In dem vorliegenden Fall hatte das Oberlandesgericht die Voraussetzungen des § 1686 a Abs. 1 Nr. 1 BGB im Ausgangspunkt in rechtlich nicht zu beanstandender Weise geprüft, jedoch hat der BGH ausgeführt, die Schlussfolgerung des Oberlandesgerichts, wonach der Umgang dem Kindeswohl nicht dienen würde, beruhten auf verfahrensfehlerhaft getroffenen Feststellungen.

Aus den Leitsätzen der Entscheidung ergeben sich die vom BGH verlangten Grundsätze.
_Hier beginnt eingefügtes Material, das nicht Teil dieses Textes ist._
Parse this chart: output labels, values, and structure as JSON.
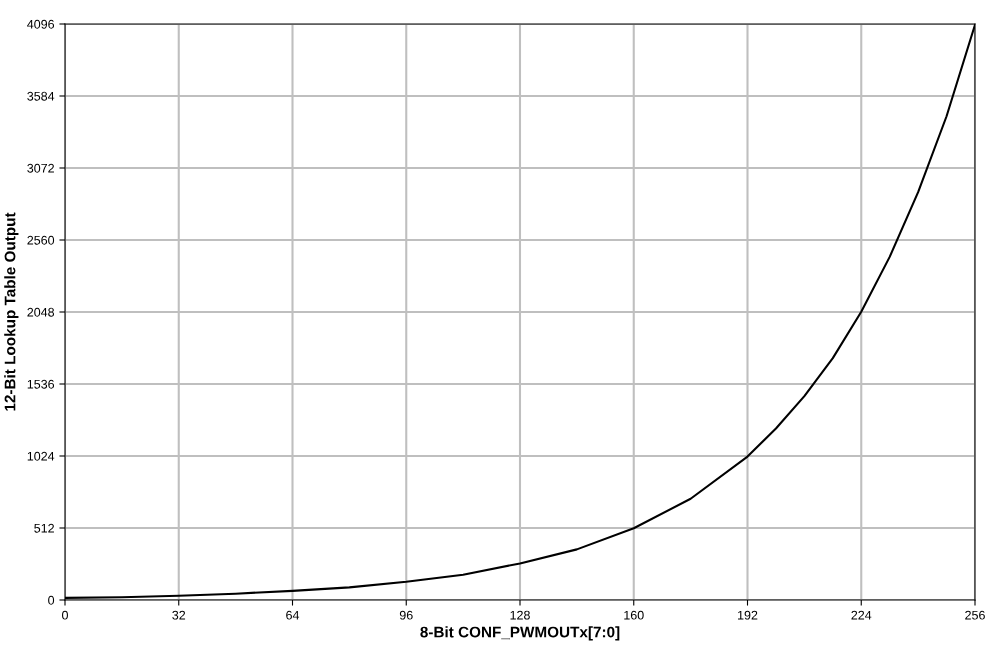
{
  "chart_data": {
    "type": "line",
    "xlabel": "8-Bit CONF_PWMOUTx[7:0]",
    "ylabel": "12-Bit Lookup Table Output",
    "x": [
      0,
      16,
      32,
      48,
      64,
      80,
      96,
      112,
      128,
      144,
      160,
      176,
      192,
      200,
      208,
      216,
      224,
      232,
      240,
      248,
      256
    ],
    "series": [
      {
        "color": "#000000",
        "values": [
          15,
          20,
          30,
          45,
          65,
          90,
          130,
          180,
          260,
          360,
          510,
          720,
          1020,
          1220,
          1450,
          1720,
          2050,
          2440,
          2900,
          3440,
          4090
        ]
      }
    ],
    "xlim": [
      0,
      256
    ],
    "ylim": [
      0,
      4096
    ],
    "xticks": [
      0,
      32,
      64,
      96,
      128,
      160,
      192,
      224,
      256
    ],
    "yticks": [
      0,
      512,
      1024,
      1536,
      2048,
      2560,
      3072,
      3584,
      4096
    ],
    "grid": true,
    "legend": false,
    "marker": "none",
    "line_style": "solid"
  }
}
Diese lauten:

      a) Allein der Umstand, dass sich die rechtlichen Eltern beharrlich weigern, einen Umgang des Kindes mit seinem leiblichen Vater zuzulassen, genügt nicht, um den entsprechenden Antrag gemäß § 1686 a Abs. 1 Nr. 1 BGB zurückzuweisen.
      b) Ist einziger Grund für das Scheitern des Umgangs die ablehnende Haltung der rechtlichen Eltern und die damit einhergehende Befürchtung, dass diese mit einer Umgangsregelung psychisch überfordert wären und dadurch mittelbar das Kindeswohl beeinträchtigt wäre, sind strenge Anforderungen an die entsprechenden Feststellungen zu stellen.
      c) Auch im Verfahren nach § 1686 a BGB hat das Gericht das Kind grundsätzlich persönlich anzuhören.
    d) Vor einer Anhörung bzw. einer etwaigen Begutachtung ist das Kind bei entspre-chender Reife grundsätzlich über seine wahre Abstammung zu unterrichten, sofern ein Umgang nicht bereits aus anderen, nicht unmittelbar das Kind betreffenden Gründen ausscheidet.

Erfreulich ist insoweit, dass der BGH diese Grundsätze aufgestellt und die Sache erneut an das Oberlandesgericht zurückverwiesen hat. Aus der Pressemitteilung ergibt sich aber leider auch der bereits sehr lange Weg des leiblichen Vaters, Umgang aber erfolgt noch immer nicht.

Eines dürfte aber nicht mehr zu verhindern sein, die Kinder werden erfahren, dass der rechtliche Vater nicht der leibliche Vater ist und sie sind vom Gericht anzuhören, sofern ein Umgang nicht bereits aus anderen, nicht unmittelbar das Kind betreffenden Gründen ausscheidet.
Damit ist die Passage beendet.